In 1934 (Showa 9), the Tosa-Yoshino River Hydroelectric Company was renamed the Central Shikoku Electric Power Company, and from 1937 (Showa 12) work started on the Ōhashi Dam. Engineers who took part in the Pujon River Dam on the Korean Peninsula and the construction of the Senzu Dam of the Ōi River drainage system in Shizuoka Prefecture were invited to the construction to study the concrete mix. The results of the geological survey were to confirm that rock suitable for concrete aggregate could not be collected from around the dam's construction site. Therefore, an overhead freight-carrying cable was built to Shougase (勝賀瀬) in the Niyodo River Basin, 22 km to the south and, rock was collected to and brought from there. The Ōhashi Dam was completed in 1939 (Showa 14). In the same year, Ōhashi Power Station, using water from the Ōhashi Dam, started production (at that time 5.3 MW).

After that, Central Shikoku Electric Power Company, went ahead with the construction of a diversion canal from up stream of the Ōhashi Dam to the Niyodo River.

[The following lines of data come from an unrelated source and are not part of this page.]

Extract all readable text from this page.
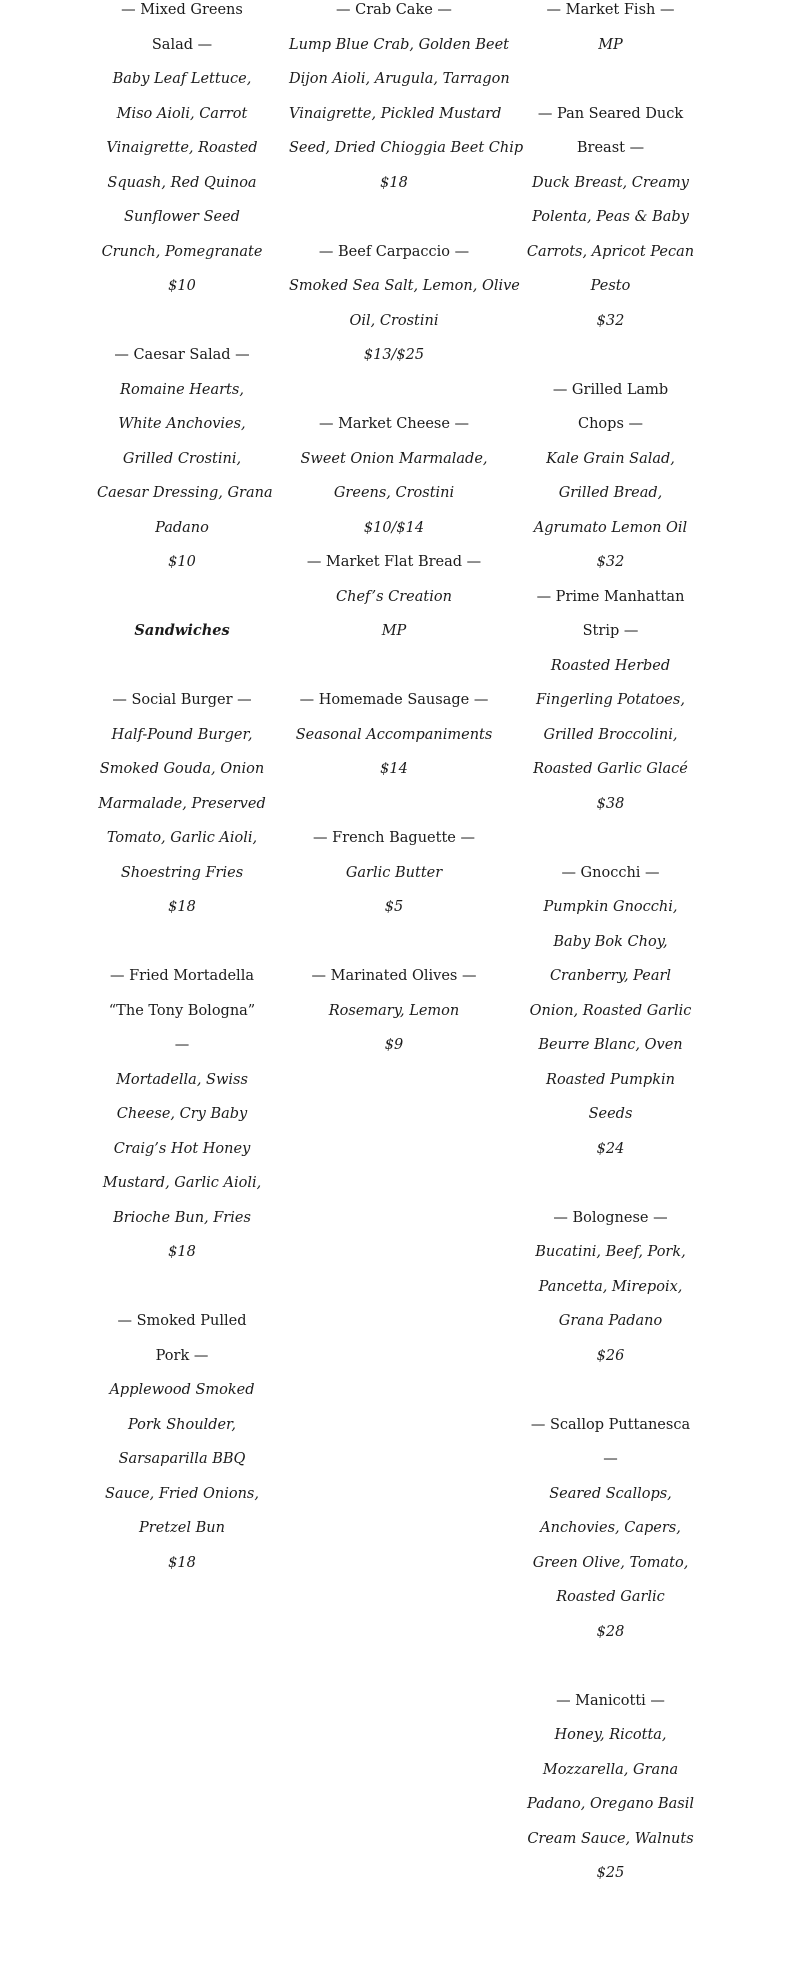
— Mixed Greens
Salad —
Baby Leaf Lettuce,
Miso Aioli, Carrot
Vinaigrette, Roasted
Squash, Red Quinoa
Sunflower Seed
Crunch, Pomegranate
$10
— Caesar Salad —
Romaine Hearts,
White Anchovies,
Grilled Crostini,
Caesar Dressing, Grana
Padano
$10
Sandwiches
— Social Burger —
Half-Pound Burger,
Smoked Gouda, Onion
Marmalade, Preserved
Tomato, Garlic Aioli,
Shoestring Fries
$18
— Fried Mortadella
“The Tony Bologna”
—
Mortadella, Swiss
Cheese, Cry Baby
Craig’s Hot Honey
Mustard, Garlic Aioli,
Brioche Bun, Fries
$18
— Smoked Pulled
Pork —
Applewood Smoked
Pork Shoulder,
Sarsaparilla BBQ
Sauce, Fried Onions,
Pretzel Bun
$18
— Crab Cake —
Lump Blue Crab, Golden Beet
Dijon Aioli, Arugula, Tarragon
Vinaigrette, Pickled Mustard
Seed, Dried Chioggia Beet Chip
$18
— Beef Carpaccio —
Smoked Sea Salt, Lemon, Olive
Oil, Crostini
$13/$25
— Market Cheese —
Sweet Onion Marmalade,
Greens, Crostini
$10/$14
— Market Flat Bread —
Chef’s Creation
MP
— Homemade Sausage —
Seasonal Accompaniments
$14
— French Baguette —
Garlic Butter
$5
— Marinated Olives —
Rosemary, Lemon
$9
— Market Fish —
MP
— Pan Seared Duck
Breast —
Duck Breast, Creamy
Polenta, Peas & Baby
Carrots, Apricot Pecan
Pesto
$32
— Grilled Lamb
Chops —
Kale Grain Salad,
Grilled Bread,
Agrumato Lemon Oil
$32
— Prime Manhattan
Strip —
Roasted Herbed
Fingerling Potatoes,
Grilled Broccolini,
Roasted Garlic Glacé
$38
— Gnocchi —
Pumpkin Gnocchi,
Baby Bok Choy,
Cranberry, Pearl
Onion, Roasted Garlic
Beurre Blanc, Oven
Roasted Pumpkin
Seeds
$24
— Bolognese —
Bucatini, Beef, Pork,
Pancetta, Mirepoix,
Grana Padano
$26
— Scallop Puttanesca
—
Seared Scallops,
Anchovies, Capers,
Green Olive, Tomato,
Roasted Garlic
$28
— Manicotti —
Honey, Ricotta,
Mozzarella, Grana
Padano, Oregano Basil
Cream Sauce, Walnuts
$25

In 1940 (Showa 15) the First Diverted Water Power Station (26.6 MW), and in 1941 (Showa 16) the Second Diverted Water Power Station (7.8 MW), and Third Diverted Water Power Stations (10.9 MW) started operation. However, in the meantime, the Japanese government had an eye on the state control of the electric utilities, and steadily advanced preparations for the establishment of the Japan Electric Generation and Transmission Company (日本発送電株式会社, Nippon Hassoden kabushiki-kaisha) in 1939. The Central Shikoku Electric Power Company financed many hydroelectric power stations such as starting the Ōhashi Dam and Diverted Water System Power Stations, the Japan Electric Generation and Transmission Company, and the Shikoku Electric Distribution Co. (四国配電, Shikokuhaiden) with electric distribution companies established under similar state control. In 1943 (Showa 18) it changed its name to the present Sumitomo Group of electric power companies. Japan Electric Generation and Transmission Company took over the development of the improving Central Shikoku Electric Power Company. In 1949 (Showa 24), upstream of Ōhashi Dam, as well as Nagasawa Dam (5.2 MW), in 1950 (Showa 25) at the water diversion's lowest point the Fourth Diverted Water Power Station (8.1 MW) was completed.